That, and the dragon looking straight out of How to Train Your Dragon - I wonder if they have agreements with the right holders, or if they expect massive lawsuits to create free advertising for their launch.

Well, look at Wikimedia.

https://commons.wikimedia.org/wiki/File:This_Is_Fine_(meme)....

Here is a direct example of a derived work, to the point where the prompt is "n orange-brown anthropomorphic dog sitting in a chair at a table in a room that is engulfed in flames, happy dog sitting on chair at a table viewed from the side, dog with a hat, room is burning with fire all across the room".

That's covered by Fair Use, I suppose they will argue this if they get sued. Interestingly, commons doesn't allow Fair Use, but the according to commons, "this is not a derived work".

https://commons.wikimedia.org/wiki/Commons:Deletion_requests...

Thank you, interesting!
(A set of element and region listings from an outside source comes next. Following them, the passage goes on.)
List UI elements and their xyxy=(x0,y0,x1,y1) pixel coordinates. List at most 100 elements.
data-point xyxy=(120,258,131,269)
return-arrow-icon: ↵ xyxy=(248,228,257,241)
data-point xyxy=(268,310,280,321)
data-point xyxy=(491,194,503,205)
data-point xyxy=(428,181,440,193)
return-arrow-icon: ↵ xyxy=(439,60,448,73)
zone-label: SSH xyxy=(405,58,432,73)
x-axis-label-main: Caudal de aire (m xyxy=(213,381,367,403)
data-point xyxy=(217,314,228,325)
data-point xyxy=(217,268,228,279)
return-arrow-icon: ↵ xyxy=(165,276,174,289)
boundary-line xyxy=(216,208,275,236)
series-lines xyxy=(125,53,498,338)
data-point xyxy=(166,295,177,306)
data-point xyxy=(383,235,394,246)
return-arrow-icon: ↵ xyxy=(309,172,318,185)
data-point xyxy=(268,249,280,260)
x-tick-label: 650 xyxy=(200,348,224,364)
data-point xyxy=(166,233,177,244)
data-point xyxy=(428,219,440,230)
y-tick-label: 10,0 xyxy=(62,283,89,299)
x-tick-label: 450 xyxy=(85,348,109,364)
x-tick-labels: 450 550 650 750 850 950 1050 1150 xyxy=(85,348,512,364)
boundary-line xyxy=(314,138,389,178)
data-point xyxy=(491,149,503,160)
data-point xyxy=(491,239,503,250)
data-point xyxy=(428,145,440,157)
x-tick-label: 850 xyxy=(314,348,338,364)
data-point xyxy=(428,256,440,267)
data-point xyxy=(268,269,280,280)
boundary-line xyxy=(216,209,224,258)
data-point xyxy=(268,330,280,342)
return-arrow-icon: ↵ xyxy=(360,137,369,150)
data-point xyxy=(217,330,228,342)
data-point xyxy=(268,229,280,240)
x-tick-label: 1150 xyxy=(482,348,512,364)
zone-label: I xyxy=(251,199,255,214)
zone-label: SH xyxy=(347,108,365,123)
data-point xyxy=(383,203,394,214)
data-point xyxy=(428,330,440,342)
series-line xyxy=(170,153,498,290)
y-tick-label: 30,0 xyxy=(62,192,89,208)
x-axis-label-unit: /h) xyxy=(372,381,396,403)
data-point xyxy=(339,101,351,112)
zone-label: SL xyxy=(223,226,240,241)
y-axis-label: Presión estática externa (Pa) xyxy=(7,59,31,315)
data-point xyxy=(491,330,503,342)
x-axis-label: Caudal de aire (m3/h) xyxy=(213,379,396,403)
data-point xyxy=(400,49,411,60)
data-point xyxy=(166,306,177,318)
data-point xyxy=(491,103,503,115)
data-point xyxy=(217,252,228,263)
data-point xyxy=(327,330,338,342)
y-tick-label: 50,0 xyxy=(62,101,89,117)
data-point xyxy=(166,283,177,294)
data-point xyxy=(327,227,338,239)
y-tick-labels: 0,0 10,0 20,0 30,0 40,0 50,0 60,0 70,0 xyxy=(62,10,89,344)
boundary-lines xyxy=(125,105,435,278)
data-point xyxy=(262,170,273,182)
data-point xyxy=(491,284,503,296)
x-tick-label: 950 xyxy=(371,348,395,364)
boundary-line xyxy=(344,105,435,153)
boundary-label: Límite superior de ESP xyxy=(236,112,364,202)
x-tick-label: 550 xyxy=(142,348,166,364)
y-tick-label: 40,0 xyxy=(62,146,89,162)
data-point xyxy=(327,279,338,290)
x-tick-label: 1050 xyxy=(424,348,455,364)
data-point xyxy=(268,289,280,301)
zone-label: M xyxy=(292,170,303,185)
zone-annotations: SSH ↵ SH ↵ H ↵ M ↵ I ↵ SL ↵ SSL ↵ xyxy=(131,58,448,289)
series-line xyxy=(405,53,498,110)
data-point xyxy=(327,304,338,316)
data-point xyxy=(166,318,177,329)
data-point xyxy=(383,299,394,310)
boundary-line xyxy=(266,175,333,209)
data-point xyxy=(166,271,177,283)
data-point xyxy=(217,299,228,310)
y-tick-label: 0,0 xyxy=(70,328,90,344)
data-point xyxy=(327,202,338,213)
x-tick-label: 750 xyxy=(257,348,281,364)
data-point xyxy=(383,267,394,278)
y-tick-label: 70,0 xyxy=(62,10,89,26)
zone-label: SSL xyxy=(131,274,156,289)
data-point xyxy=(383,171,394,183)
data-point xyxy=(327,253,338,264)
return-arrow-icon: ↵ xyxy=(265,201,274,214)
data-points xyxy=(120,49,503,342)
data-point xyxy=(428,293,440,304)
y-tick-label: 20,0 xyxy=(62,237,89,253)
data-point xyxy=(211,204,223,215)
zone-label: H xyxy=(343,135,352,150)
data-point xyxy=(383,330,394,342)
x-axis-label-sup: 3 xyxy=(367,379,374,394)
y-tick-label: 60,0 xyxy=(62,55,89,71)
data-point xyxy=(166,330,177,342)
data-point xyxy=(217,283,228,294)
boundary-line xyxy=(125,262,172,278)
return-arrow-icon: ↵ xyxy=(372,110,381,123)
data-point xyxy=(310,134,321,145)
I don't know that much about Fair use: if I understand well, the key is that the use should be "transformative", right? Am I correct in understanding that: - if the original "This is fine" meme was under copyright, the dog picture would be exempted from copyright by Fair use as it's a transformation - here it's not even needed since the original is not under copyright ("this is not a derived work")

It was a batshit insane decision, and a wrong one. Also: Commons doesn't allow for Fair Use images, so actually the decision was made that this wasn't transformative as it wasn't a derivative image.

You tell me if that was a derivative image or not. I argued it was, and the argument was completely ignored.